Key contributions include: (1) a hybrid format enabling simultaneous human creativity and AI interpretation, (2) morphological modifier systems preserving natural language readability while encoding machine instructions, (3) cryptographic consistency mechanisms providing robust authorship protection, and (4) empirical validation through the SKOR screenplay transformation demonstrating practical applicability across media formats.

The SKOR transformation demonstrates the framework’s effectiveness in converting traditional screenplays to prompt-screenplay format while maintaining narrative consistency and enabling multi-format generation. The morphological modifier system successfully embeds machine instructions within natural language without disrupting human comprehension.
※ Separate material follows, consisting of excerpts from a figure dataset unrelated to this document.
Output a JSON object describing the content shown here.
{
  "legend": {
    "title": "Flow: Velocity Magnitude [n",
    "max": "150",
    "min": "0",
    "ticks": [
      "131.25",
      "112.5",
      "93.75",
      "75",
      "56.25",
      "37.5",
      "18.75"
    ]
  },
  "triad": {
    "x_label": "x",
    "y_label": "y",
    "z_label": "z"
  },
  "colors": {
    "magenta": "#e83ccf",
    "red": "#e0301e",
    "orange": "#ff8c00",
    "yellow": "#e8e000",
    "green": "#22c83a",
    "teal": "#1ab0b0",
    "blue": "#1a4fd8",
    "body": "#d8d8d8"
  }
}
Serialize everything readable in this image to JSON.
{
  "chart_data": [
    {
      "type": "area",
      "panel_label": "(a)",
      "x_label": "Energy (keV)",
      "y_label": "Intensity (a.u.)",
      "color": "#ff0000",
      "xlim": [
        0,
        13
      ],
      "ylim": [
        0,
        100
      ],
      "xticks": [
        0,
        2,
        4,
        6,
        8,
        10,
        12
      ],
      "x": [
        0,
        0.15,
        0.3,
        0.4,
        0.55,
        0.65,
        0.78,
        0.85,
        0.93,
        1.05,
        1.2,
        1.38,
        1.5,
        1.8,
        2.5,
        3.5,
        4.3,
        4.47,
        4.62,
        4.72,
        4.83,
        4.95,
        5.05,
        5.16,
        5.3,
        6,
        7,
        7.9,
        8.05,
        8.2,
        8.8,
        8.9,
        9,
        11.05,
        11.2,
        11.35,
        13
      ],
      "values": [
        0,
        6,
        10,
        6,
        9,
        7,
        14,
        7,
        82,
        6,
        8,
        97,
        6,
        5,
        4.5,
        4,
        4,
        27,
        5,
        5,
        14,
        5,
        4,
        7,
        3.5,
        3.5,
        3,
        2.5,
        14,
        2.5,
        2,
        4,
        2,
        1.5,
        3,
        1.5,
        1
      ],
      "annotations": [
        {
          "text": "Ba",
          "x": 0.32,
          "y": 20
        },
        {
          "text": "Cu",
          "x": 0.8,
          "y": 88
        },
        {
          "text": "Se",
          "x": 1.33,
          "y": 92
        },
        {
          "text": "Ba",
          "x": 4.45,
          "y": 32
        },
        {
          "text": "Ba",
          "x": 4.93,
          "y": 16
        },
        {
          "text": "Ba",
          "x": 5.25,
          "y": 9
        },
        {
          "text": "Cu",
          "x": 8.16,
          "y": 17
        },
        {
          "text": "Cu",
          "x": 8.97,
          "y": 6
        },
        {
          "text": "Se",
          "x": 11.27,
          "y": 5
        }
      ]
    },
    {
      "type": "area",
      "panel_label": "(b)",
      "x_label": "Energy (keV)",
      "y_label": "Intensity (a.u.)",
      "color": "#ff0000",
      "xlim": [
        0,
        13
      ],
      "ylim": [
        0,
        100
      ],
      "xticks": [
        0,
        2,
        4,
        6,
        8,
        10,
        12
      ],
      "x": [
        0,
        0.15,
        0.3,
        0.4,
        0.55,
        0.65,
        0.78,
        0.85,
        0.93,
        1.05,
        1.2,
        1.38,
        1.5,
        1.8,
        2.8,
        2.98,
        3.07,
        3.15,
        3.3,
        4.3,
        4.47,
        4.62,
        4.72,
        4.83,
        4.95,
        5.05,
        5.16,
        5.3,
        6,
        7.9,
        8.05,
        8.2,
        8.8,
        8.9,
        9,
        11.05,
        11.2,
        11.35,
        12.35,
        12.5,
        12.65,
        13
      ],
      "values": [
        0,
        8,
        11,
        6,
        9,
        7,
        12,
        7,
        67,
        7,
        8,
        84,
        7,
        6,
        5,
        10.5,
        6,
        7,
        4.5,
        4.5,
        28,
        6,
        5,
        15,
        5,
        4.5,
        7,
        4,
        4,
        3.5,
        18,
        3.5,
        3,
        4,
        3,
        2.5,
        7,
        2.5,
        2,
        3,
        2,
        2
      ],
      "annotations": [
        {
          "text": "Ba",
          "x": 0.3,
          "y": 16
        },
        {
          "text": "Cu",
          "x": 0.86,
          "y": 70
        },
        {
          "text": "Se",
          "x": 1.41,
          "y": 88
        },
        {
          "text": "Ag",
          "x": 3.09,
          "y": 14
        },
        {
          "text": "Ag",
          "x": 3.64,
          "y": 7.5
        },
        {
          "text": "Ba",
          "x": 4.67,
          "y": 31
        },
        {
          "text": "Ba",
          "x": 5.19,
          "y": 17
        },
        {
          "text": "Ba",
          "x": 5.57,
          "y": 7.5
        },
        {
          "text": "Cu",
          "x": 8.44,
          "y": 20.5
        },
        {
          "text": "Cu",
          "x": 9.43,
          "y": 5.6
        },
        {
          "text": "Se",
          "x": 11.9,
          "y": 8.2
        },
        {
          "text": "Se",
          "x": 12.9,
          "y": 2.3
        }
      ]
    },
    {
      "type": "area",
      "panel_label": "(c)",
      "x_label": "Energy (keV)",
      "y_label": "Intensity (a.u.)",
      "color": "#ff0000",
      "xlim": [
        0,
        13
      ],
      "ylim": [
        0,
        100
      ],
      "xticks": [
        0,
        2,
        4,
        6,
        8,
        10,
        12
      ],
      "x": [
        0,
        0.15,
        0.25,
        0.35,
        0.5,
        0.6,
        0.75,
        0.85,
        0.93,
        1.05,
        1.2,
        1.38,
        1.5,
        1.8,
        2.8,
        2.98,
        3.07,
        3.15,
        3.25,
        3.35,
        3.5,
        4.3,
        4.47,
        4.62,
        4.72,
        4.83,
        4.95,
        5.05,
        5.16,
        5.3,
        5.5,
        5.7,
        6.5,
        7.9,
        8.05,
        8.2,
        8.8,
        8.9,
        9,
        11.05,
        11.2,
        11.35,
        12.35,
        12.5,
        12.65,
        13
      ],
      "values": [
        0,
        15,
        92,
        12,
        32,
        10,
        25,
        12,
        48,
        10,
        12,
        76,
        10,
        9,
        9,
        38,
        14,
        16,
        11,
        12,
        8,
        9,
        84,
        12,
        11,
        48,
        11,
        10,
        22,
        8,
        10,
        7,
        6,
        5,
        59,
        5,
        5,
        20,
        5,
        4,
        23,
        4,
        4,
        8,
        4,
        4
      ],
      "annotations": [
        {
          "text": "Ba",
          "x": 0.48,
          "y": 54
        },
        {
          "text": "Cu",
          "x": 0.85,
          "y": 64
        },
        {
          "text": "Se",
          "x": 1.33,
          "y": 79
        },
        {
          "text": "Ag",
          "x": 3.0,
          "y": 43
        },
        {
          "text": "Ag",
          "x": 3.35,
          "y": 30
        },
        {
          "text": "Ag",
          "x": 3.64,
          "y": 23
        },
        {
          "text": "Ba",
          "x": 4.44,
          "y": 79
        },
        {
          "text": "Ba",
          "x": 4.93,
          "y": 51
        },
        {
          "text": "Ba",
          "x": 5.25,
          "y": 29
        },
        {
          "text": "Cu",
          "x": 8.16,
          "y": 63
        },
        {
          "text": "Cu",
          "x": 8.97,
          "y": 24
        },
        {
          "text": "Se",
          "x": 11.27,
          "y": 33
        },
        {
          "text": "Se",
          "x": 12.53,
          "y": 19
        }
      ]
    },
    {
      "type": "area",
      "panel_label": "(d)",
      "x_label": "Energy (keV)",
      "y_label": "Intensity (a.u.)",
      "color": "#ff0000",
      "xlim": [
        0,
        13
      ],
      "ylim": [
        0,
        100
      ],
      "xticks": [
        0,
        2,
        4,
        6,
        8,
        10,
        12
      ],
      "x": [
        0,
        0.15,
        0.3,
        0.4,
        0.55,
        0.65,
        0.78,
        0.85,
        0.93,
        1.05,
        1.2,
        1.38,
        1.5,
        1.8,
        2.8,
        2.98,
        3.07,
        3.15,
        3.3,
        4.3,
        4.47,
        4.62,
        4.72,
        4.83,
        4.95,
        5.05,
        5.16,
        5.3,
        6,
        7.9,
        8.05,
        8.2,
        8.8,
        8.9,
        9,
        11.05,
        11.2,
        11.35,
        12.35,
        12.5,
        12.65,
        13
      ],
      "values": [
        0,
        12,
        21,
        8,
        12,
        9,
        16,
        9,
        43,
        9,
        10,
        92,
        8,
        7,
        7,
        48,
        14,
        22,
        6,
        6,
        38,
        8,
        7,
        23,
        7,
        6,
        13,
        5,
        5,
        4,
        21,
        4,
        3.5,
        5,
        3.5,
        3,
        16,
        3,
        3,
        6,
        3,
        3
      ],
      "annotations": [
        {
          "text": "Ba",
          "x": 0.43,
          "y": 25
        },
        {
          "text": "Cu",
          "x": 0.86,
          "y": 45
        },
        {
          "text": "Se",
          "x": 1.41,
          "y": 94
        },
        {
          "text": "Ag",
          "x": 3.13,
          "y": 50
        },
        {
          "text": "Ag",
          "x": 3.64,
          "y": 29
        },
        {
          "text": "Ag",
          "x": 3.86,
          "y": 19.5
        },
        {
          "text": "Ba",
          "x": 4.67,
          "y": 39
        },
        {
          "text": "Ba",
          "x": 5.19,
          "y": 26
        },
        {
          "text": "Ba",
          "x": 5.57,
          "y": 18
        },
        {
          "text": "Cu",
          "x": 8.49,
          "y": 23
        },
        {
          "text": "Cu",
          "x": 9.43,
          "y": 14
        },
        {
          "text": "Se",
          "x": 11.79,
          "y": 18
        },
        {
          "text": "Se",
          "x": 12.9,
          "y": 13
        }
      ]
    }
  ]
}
Legal analysis confirms that embedded authorship protection mechanisms address current copyright requirements for demonstrable human creative input. The framework provides technical solutions to the legal challenges of AI-assisted creative work while preserving human creative agency.

Future research should focus on expanded domain applications, comprehensive legal validation through industry partnerships, and integration with emerging multimodal AI technologies. The prompt-screenplay framework provides foundation for next-generation creative tools that preserve human artistic vision while maximizing the benefits of human-AI collaboration.

The implications extend beyond creative industries to any domain requiring collaborative human-AI work with clear attribution requirements. As AI capabilities continue advancing, frameworks like prompt-screenplay become increasingly critical for ensuring technology serves human creative potential while protecting intellectual property rights and creative ownership.